Flux»Tech


Yesterday’s Date in Perl

You want to know what the date was yesterday (or tomorrow, or in seven days time). Last updated 2008-07-09.

This sounds like a deceptively simple problem, just subtract one from the day, e.g. that returned by localtime. This runs into immediate problems at any month or year boundaries: at the beginning of the month your day of the month will become zero, then negative.

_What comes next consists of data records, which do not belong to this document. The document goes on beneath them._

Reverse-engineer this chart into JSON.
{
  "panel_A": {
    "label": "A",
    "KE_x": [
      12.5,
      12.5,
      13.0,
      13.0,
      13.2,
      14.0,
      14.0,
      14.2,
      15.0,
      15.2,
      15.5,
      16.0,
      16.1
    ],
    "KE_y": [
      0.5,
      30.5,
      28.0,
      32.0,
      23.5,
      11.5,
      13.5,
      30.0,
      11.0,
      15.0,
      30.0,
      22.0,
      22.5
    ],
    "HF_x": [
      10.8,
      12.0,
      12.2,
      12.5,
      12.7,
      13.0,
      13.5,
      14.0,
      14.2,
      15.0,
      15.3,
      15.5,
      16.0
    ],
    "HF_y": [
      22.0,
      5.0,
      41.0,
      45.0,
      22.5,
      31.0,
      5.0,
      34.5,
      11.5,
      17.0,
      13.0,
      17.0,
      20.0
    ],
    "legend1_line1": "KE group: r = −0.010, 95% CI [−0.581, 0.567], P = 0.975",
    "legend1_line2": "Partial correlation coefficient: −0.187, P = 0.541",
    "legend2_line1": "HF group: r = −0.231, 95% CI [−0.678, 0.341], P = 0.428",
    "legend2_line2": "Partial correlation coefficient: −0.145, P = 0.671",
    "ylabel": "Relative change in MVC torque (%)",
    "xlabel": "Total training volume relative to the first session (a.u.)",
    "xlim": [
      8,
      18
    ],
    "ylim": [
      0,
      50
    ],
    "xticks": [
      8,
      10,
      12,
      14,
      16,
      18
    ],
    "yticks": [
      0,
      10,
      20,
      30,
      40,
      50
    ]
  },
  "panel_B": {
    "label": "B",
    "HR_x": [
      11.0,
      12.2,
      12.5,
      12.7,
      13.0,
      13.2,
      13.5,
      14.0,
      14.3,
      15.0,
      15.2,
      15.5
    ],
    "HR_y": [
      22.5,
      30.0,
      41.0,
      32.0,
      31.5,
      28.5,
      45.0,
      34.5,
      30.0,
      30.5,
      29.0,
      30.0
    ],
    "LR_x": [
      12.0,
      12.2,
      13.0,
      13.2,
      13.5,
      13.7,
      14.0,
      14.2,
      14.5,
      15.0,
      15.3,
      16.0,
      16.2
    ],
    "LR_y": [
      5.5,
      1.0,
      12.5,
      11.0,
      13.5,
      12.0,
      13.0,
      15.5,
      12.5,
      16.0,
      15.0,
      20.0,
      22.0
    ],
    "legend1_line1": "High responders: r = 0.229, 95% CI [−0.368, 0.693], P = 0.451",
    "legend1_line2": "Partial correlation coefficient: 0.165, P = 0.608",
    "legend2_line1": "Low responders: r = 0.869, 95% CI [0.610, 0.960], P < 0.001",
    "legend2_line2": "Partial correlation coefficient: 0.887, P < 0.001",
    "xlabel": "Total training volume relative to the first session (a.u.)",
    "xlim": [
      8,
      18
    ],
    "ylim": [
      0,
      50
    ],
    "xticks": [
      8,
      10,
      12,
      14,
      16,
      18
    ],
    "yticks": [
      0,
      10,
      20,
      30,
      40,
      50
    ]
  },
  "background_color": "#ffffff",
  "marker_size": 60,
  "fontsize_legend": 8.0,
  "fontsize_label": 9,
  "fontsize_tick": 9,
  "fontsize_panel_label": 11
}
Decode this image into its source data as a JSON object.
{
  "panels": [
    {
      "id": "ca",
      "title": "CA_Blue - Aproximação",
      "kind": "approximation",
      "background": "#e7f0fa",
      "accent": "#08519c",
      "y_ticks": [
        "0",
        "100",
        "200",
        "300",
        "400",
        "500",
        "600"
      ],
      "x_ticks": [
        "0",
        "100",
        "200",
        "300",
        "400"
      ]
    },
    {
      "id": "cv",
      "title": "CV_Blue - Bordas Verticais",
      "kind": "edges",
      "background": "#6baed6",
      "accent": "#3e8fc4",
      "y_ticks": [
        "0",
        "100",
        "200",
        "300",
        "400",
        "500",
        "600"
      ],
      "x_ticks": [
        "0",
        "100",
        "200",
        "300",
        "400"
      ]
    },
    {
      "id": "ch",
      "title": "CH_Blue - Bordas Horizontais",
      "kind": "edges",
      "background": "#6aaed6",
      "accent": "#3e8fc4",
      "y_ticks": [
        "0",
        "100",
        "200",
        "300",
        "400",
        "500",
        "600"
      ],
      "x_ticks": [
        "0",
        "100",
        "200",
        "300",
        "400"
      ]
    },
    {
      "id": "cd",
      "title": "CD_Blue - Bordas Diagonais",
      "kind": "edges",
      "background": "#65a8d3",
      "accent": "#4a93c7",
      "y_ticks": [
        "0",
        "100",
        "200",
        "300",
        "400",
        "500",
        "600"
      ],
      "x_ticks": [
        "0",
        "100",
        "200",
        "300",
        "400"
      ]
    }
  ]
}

You can get around these problems by obtaining the time in epoch seconds, subtracting the relevant number of seconds, and converting it to the format you want with localtime:

# subtract secs in day from current epoch time
my $epochYesterday = time - 24 * 60 * 60;  

# Find date of yesterday, [5,4,3] selects the year, 
#	 month and day from the list returned by localtime
my ($year, $month, $day) = (localtime($epochYesterday))[5,4,3];

# Perl years begin at 1900
$year += 1900;

# Perl months begin at 0
$month++;

print "Yesterday was $year-$month-$day.\n";

This procedure can easily be extended to finding tomorrow or subtracting/adding weeks, and the calculation can be done as a one liner, for example in 7 days the date will be:

my ($year, $month, $day) = (localtime(time + 7 * 24 * 60 * 60))[5,4,3];

Download public domain sample script: yesterday_date.pl.

NB. This technique will produced undefined results outside the Unix epoch range: circa 1901 - 2038. This technique assumes all days have 24 * 60 * 60 seconds; actual days may be shorter or longer due to daylight saving time changes and leap seconds.